Depuis 2019, les mobilisations des jeunes pour le climat ont porté une critique légitime des conséquences néfastes du progrès économique, en particulier quand il se confond avec une exploitation illimitée des ressources naturelles. Les grèves pour le climat bousculent nos représentations d’une évolution linéaire de la technologie et d’une croissance libérale de nos sociétés. Souvent associée à l’idée de décroissance, l’actuelle critique du progrès fait étrangement écho aux premières luttes contre le productivisme, apparues dans le sillage de la révolution industrielle dès le XVIIIe siècle déjà.
«Le recours à l’histoire permet de dépasser une vision naïve prônant le simple retour en arrière.»
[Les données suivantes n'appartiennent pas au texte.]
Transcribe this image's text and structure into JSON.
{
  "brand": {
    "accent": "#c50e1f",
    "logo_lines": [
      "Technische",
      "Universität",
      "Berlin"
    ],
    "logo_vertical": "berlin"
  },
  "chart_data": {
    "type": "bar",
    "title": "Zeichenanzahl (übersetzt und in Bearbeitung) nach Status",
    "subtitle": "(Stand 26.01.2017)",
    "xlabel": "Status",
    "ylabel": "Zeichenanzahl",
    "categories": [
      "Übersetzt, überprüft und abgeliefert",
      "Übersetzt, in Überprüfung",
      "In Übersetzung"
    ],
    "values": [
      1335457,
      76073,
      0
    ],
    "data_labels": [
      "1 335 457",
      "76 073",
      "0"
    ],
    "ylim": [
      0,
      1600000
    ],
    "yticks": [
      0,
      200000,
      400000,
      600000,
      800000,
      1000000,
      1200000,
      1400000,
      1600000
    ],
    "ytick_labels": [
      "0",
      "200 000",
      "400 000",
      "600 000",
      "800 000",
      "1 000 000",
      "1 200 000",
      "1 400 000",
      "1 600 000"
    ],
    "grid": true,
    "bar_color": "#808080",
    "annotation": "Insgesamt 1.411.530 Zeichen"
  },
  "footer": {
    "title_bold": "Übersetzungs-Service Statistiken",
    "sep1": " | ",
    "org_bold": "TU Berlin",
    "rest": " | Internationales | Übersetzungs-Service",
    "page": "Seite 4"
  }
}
Afin d’envisager un avenir commun sur la planète, il peut sembler abstrait de recourir à l’histoire… Et pourtant! Comme pour l’ensemble de la communauté scientifique, l’engagement de l’historien dans la cause environnementale ne saurait se camoufler sous une posture de neutralité apparente. Depuis de nombreuses années, les recherches historiques de Christophe Bonneuil, de Françoise d’Eaubonne, de Jean-Baptiste Fressoz, de Grégory Quenet, de François Walter et de tant d’autres focalisent sur la mémoire des résistances anciennes. Avec cette autre histoire en tête, il est possible de prendre conscience des défis qui nous attendent.
Comme le montre l’historien François Jarrige, l’actualité nous fait oublier combien la décroissance est une idée qui vient de loin. Tout au long des XIXe et XXe siècles, de nombreux courants de pensée contestent l’emprise de la technique sur l’humanité, la destruction des milieux naturels liée à l’exploitation des ressources naturelles comme les aliénations de la société de consommation.
Ces remises en cause des bienfaits supposés inéluctables du progrès se nourrissent des conditions de vie difficiles du monde ouvrier et paysan, autant que des impacts déshumanisants de la croissance sans fin de la technologie. C’est ainsi que l’histoire de la pensée économique reconnaît l’apport indéniable de Thomas Malthus, David Ricardo ou John Stuart Mill sur ces sujets.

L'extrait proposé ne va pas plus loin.